What is NetForge RL?

NetForge RL is a high-fidelity multi-agent reinforcement learning (MARL) cybersecurity environment designed for research-grade Sim2Real transfer. It is mathematically derived from the CAGE/CybORG challenge environment and evolved into a physically constrained network simulation where:

  • Red agents execute realistic APT kill chains — recon, exploit, privilege escalation, lateral movement, and impact
  • Blue agents operate a SOC under realistic POMDP conditions — partial observability, noisy telemetry, and business cost trade-offs
  • The environment enforces cryptographic ZTNA constraints, asynchronous tick timing, and stochastic SIEM telemetry

NetForge RL bridges the gap between clean RL toy environments and the messy, probabilistic world of real enterprise security operations.

graph TB
    subgraph RedTeam["🔴 Red Team"]
        RC[Red Commander<br/>Strategic Planning]
        RO[Red Operator<br/>Tactical Execution]
    end

    subgraph BlueTeam["🔵 Blue Team"]
        BC[Blue Commander<br/>SOC Director]
        BO[Blue Operator<br/>Analyst / Responder]
    end

    subgraph Engine["⚙️ NetForge Engine"]
        ENV[Async Tick Engine<br/>PettingZoo ParallelEnv]
        ZTNA[Zero-Trust Physics<br/>Token Enforcement]
        S2R[Sim2Real Bridge<br/>Mock / Docker]
        SIEM[SIEM Logger<br/>Windows Event XML]
        NLP[NLP Encoder<br/>TF-IDF → 128-dim]
    end

    subgraph Network["🌐 Simulated Corporate Network"]
        DMZ[DMZ Subnet<br/>10.0.0.0/24]
        CORP[Corporate Subnet<br/>10.0.2.0/24]
        SEC[Secure Subnet<br/>10.0.1.0/24 🔒]
    end

    RC --> ENV
    RO --> ENV
    BC --> ENV
    BO --> ENV
    ENV --> ZTNA --> Network
    ENV --> S2R
    S2R --> SIEM --> NLP
    NLP --> BC
    NLP --> BO

Key Design Principles

1. Physically Constrained

Actions are not instant boolean state flips. Every action has a duration, agents can be interrupted mid-operation, and the ZTNA layer physically prevents routing unless cryptographic tokens are held.
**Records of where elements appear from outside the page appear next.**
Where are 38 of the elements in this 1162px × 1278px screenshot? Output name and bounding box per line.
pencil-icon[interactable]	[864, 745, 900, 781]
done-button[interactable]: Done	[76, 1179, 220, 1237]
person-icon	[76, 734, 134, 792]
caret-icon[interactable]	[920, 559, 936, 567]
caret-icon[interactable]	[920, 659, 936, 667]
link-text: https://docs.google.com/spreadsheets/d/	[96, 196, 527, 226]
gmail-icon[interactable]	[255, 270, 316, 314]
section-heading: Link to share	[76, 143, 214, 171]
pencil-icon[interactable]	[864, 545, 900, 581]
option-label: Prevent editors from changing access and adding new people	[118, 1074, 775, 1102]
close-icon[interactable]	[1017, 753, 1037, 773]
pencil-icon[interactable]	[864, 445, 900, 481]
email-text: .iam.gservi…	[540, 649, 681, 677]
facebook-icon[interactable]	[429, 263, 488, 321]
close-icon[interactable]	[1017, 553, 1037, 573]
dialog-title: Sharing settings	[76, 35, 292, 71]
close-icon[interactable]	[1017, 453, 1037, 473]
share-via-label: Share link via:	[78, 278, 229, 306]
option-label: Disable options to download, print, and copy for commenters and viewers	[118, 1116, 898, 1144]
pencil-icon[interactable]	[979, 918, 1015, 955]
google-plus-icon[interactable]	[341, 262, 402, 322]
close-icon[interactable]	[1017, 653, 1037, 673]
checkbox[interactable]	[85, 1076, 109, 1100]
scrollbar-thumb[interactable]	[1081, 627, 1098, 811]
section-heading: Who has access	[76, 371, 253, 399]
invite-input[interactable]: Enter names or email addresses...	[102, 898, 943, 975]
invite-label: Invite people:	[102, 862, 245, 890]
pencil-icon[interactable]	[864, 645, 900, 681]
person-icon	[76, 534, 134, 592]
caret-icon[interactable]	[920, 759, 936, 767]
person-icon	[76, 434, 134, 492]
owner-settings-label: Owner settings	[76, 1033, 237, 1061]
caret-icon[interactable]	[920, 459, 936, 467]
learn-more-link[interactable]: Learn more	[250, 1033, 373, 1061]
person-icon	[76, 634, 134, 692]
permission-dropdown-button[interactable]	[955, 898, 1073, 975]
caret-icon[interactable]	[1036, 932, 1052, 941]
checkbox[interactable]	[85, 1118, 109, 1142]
2. POMDP with Realistic Noise

Blue agents never see ground truth. They observe SIEM telemetry with realistic log latency, false positives injected by the Green noise agent, and NLP-encoded Windows Event XML that requires learning to distinguish true positives from background traffic.

3. Sim-to-Real Transfer Ready

The Sim2RealBridge lets you train at 1000 steps/second using MockHypervisor, then evaluate using live Vulhub Docker containers with real exploit payload execution — with a single config flag change.

4. Attack Economics

Both teams operate under finite budgets (agent_funds, agent_energy, agent_compute). Reckless Blue isolation triggers business_downtime_score penalties modelling real SLA fines. Red must balance speed against cost.